Ao ver o jogador, de antemão, fora da decisão de hoje, o banco do Corinthians mandou a palavra de ordem: que Luizão provocasse a expulsão. O cartão vermelho, em certas circunstâncias, é mais leve que o amarelo. Jogador que é expulso de campo tem que ir a julgamento e, uma vez condenado, pode pleitear o recurso do efeito suspensivo. Quer dizer: fica temporariamente impune até que haja novo julgamento, coisa que não ocorre quando o atleta recebe o quinto amarelo, cuja suspensão é automática.
Como se vê, é um expediente antiético por excelência. No caso de Luizão, agravado, ainda, pela má índole que levou o atacante a escolher a agressão física como pretexto de sua expulsão. Por que Luizão não optou por um gesto menos selvagem? Poderia ter voltado a desafiar a arbitragem.
A malandragem é traço cultural do brasileiro. Mas tem seus limites. Luizão foi além, muito além da velhacaria. Merece o repúdio de quem tem apreço pelo futebol.
Paralamas do Flamengo
Não vi o jogo do Flamengo com o Palmeiras. Não vi, mas senti. E, pelo que senti, foi emocionante. Ou terá sido angustiante? Que o diga meu querido amigo Herbert Vianna, com quem jantávamos, dez amigos, enquanto rolava a final da Mercosul. A tevê estava na sala ao lado, não dava pra se ver nada. Nem mesmo ouvir. Herbert ficou sabendo, a certa altura, que o Palmeiras vencia por um-a-zero. Desde então, parecia alheio à sina rubronegra. Pois, sim, era pura dissimulação. De repente, gol do Flamengo! Herbert sai correndo pelo restaurante, cantando um hino de louvor ao Flamengo. Uma canção, por sinal, bonita que eu desconhecia. Certamente, há de ser criação do próprio que, como todos sabemos, é um astro do ramo: compõe, canta e toca uma guitarra ardente.
O vai-e-vem do placar determinava o vai-e-vem do Herbert.
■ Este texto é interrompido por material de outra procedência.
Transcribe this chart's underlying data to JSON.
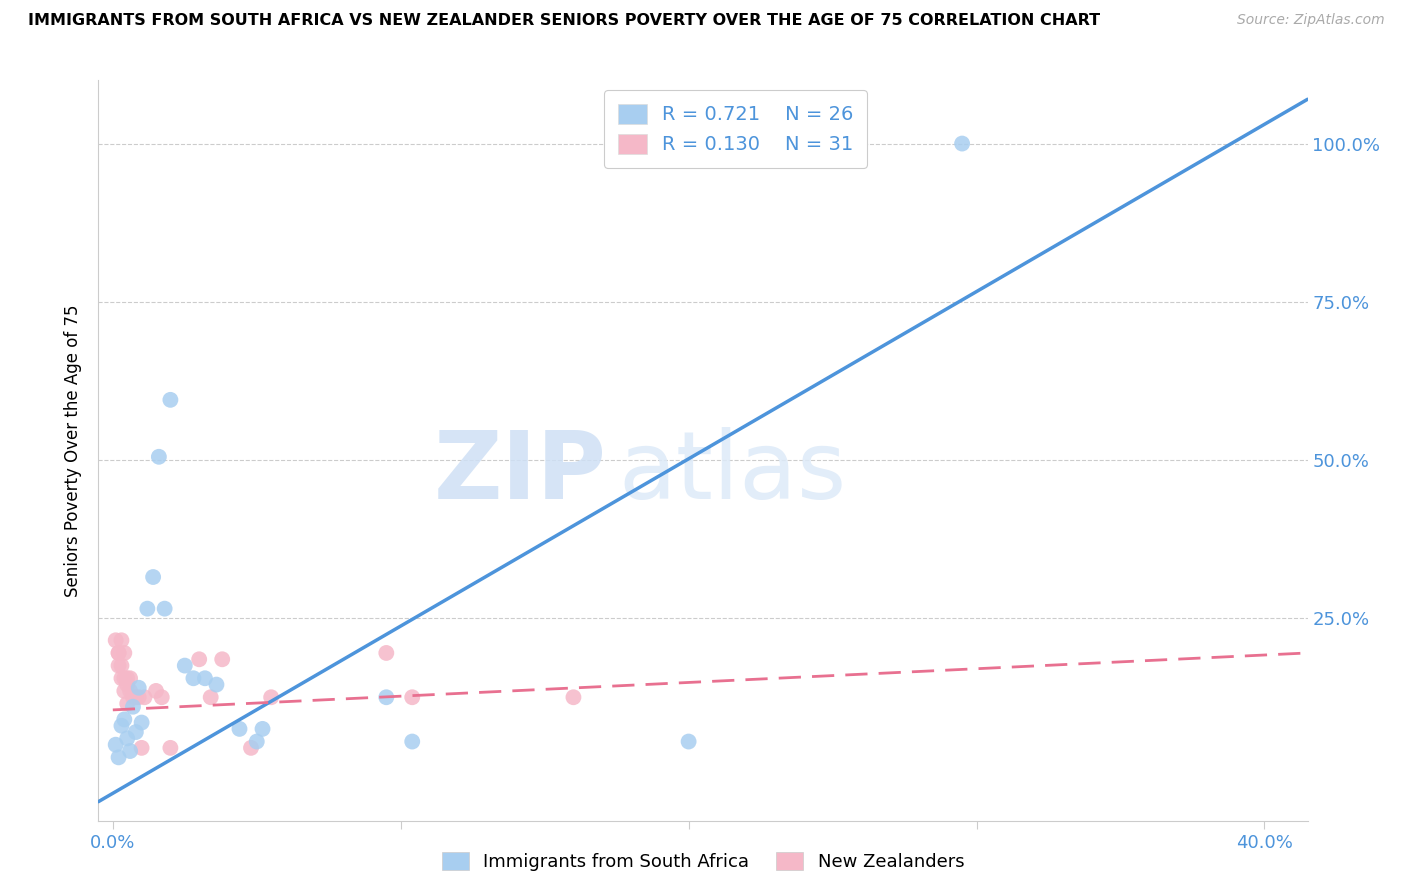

E como houve seis gols, dá pra imaginar quanto ele penou, quanto ele correu, quanto ele cantou, quanto ele celebrou. No fim do jantar, Herbert brindou o campeão. Efusivo, transbordante como a taça de champanhe que a mesa bebeu, em comunhão.
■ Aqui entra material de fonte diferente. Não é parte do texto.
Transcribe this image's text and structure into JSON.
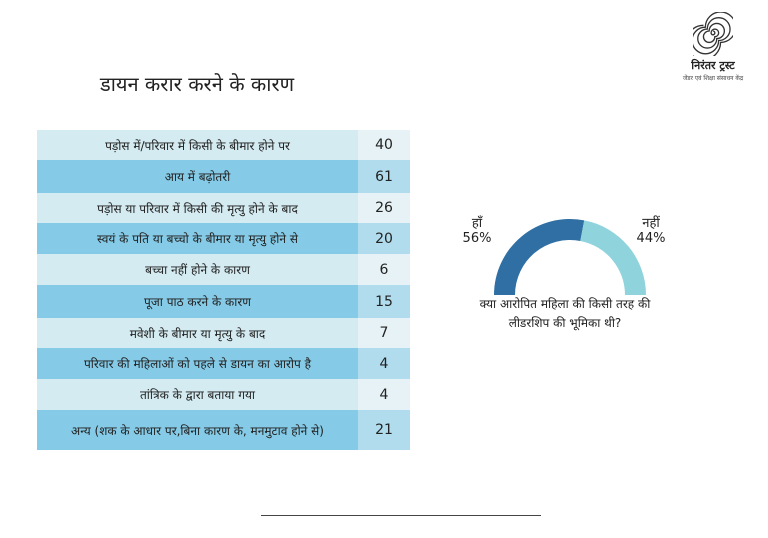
{
  "title": "डायन करार करने के कारण",
  "logo": {
    "name": "निरंतर ट्रस्ट",
    "tagline": "जेंडर एवं शिक्षा संसाधन केंद्र",
    "icon": "spiral-icon"
  },
  "colors": {
    "row_dark": "#85cbe7",
    "row_light": "#d4ebf1",
    "gauge_yes": "#2f6fa4",
    "gauge_no": "#8fd3dc"
  },
  "chart_data": [
    {
      "type": "table",
      "rows": [
        {
          "label": "पड़ोस में/परिवार में किसी के बीमार होने पर",
          "value": 40
        },
        {
          "label": "आय में बढ़ोतरी",
          "value": 61
        },
        {
          "label": "पड़ोस या परिवार में किसी की मृत्यु होने के बाद",
          "value": 26
        },
        {
          "label": "स्वयं के पति या बच्चो के बीमार या मृत्यु होने से",
          "value": 20
        },
        {
          "label": "बच्चा नहीं होने के कारण",
          "value": 6
        },
        {
          "label": "पूजा पाठ करने के कारण",
          "value": 15
        },
        {
          "label": "मवेशी के बीमार या मृत्यु के बाद",
          "value": 7
        },
        {
          "label": "परिवार की महिलाओं को पहले से डायन का आरोप है",
          "value": 4
        },
        {
          "label": "तांत्रिक के द्वारा बताया गया",
          "value": 4
        },
        {
          "label": "अन्य (शक के आधार पर,बिना कारण के, मनमुटाव होने से)",
          "value": 21
        }
      ]
    },
    {
      "type": "pie",
      "subtype": "half-donut",
      "question": "क्या आरोपित महिला की किसी तरह की लीडरशिप की भूमिका थी?",
      "slices": [
        {
          "label": "हाँ",
          "value": 56,
          "value_label": "56%",
          "color": "#2f6fa4"
        },
        {
          "label": "नहीं",
          "value": 44,
          "value_label": "44%",
          "color": "#8fd3dc"
        }
      ]
    }
  ]
}
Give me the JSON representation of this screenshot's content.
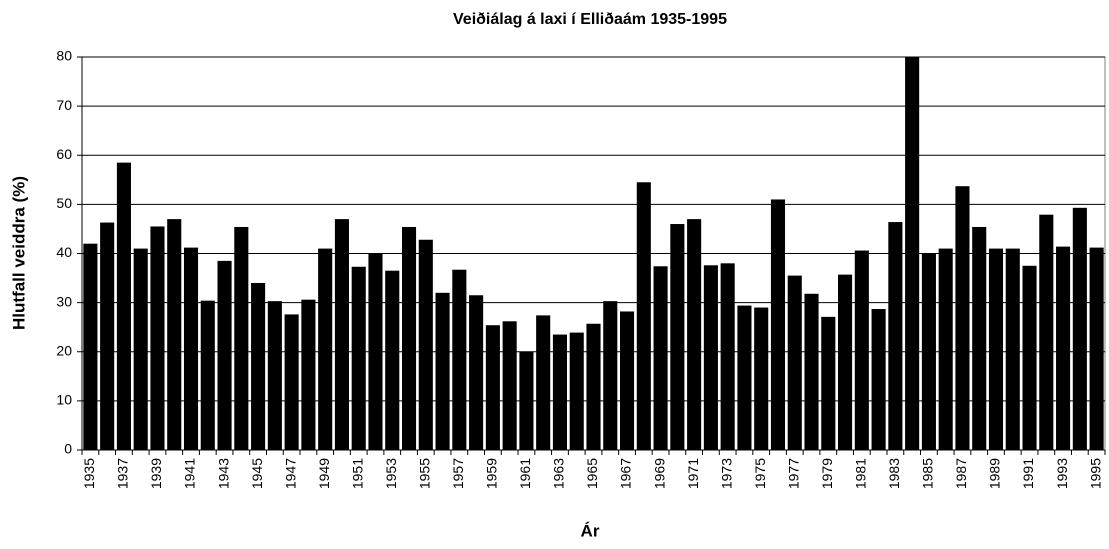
{
  "chart_data": {
    "type": "bar",
    "title": "Veiðiálag á laxi í Elliðaám 1935-1995",
    "xlabel": "Ár",
    "ylabel": "Hlutfall veiddra (%)",
    "categories": [
      "1935",
      null,
      "1937",
      null,
      "1939",
      null,
      "1941",
      null,
      "1943",
      null,
      "1945",
      null,
      "1947",
      null,
      "1949",
      null,
      "1951",
      null,
      "1953",
      null,
      "1955",
      null,
      "1957",
      null,
      "1959",
      null,
      "1961",
      null,
      "1963",
      null,
      "1965",
      null,
      "1967",
      null,
      "1969",
      null,
      "1971",
      null,
      "1973",
      null,
      "1975",
      null,
      "1977",
      null,
      "1979",
      null,
      "1981",
      null,
      "1983",
      null,
      "1985",
      null,
      "1987",
      null,
      "1989",
      null,
      "1991",
      null,
      "1993",
      null,
      "1995"
    ],
    "values": [
      42,
      46.3,
      58.5,
      41,
      45.5,
      47,
      41.2,
      30.4,
      38.5,
      45.4,
      34,
      30.3,
      27.6,
      30.6,
      41,
      47,
      37.3,
      40,
      36.5,
      45.4,
      42.8,
      32,
      36.7,
      31.5,
      25.4,
      26.2,
      20,
      27.4,
      23.5,
      23.9,
      25.7,
      30.3,
      28.2,
      54.5,
      37.4,
      46,
      47,
      37.6,
      38,
      29.4,
      29,
      51,
      35.5,
      31.8,
      27.1,
      35.7,
      40.6,
      28.7,
      46.4,
      80,
      40,
      41,
      53.7,
      45.4,
      41,
      41,
      37.5,
      47.9,
      41.4,
      49.3,
      41.2
    ],
    "color": "#000000",
    "ylim": [
      0,
      80
    ],
    "yticks": [
      0,
      10,
      20,
      30,
      40,
      50,
      60,
      70,
      80
    ],
    "grid": true
  }
}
Não sei o que seria do Herbert Vianna, se faltasse o Flamengo no mundo.
Rápidas e rasteiras
- O vôlei de areia, domingo, na praia de Cabo Branco, na Paraíba, nos deu uma bela manhã de Ana Paula. Há algum tempo, formando dupla com Jaqueline, Ana Paula parece ter chegado ao padrão ideal. A moça deu uma récita de vôlei: sacou brilhantemente, improvisou deixadinhas de manchete que tontearam a dupla hegemônica Shelda-Adriana Behar. Sol de Ana Paula!
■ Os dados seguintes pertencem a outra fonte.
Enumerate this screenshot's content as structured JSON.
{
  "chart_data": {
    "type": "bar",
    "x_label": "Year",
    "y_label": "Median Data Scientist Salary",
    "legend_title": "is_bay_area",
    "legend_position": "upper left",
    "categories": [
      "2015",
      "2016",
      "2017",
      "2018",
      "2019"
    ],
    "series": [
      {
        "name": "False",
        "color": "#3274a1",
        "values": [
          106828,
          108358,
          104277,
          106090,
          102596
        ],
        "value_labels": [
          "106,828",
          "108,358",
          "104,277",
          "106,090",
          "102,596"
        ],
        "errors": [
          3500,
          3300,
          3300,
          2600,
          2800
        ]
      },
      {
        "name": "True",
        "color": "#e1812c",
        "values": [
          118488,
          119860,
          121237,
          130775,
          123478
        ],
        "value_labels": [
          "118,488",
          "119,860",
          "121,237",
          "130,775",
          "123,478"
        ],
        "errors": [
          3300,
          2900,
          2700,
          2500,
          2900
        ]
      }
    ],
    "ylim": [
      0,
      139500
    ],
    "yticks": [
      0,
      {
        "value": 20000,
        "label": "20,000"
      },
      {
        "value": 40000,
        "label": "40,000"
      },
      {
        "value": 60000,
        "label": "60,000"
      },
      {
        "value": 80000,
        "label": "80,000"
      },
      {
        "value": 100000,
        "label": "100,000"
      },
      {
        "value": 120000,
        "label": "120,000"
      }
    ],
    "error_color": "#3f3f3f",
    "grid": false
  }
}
- O jogador Djalminha está fazendo o maior sucesso no Deportivo da Espanha. Em entrevista à revista Don Ballon, desse mês, Djalminha diz que seu jogo está melhor agora porque a equipe está muito bem e que ele é apenas uma peça importante da engrenagem.
- A revista World Soccer lista os cem jogadores eleitos como os melhores do século XX. Nem Garrincha, nem Didi estão entre os dez melhores do mundo. O Garrincha ficou em vigésimo lugar, com 361 pontos, e o Didi ficou em trigésimo nono, com 123 votos. Ronaldinho ficou em décimo terceiro, com 541 pontos, e Zico em décimo oitavo, com 390 pontos.
- O internauta Walter Guimarães diz que o nosso iatista Torben Grael é chamado pelo jornal italiano Gazzetta Dello Sport de Ronaldinho da vela. Numa matéria de página inteira, com direito à chamada na capa, Torben fala da família e de seu começo no esporte.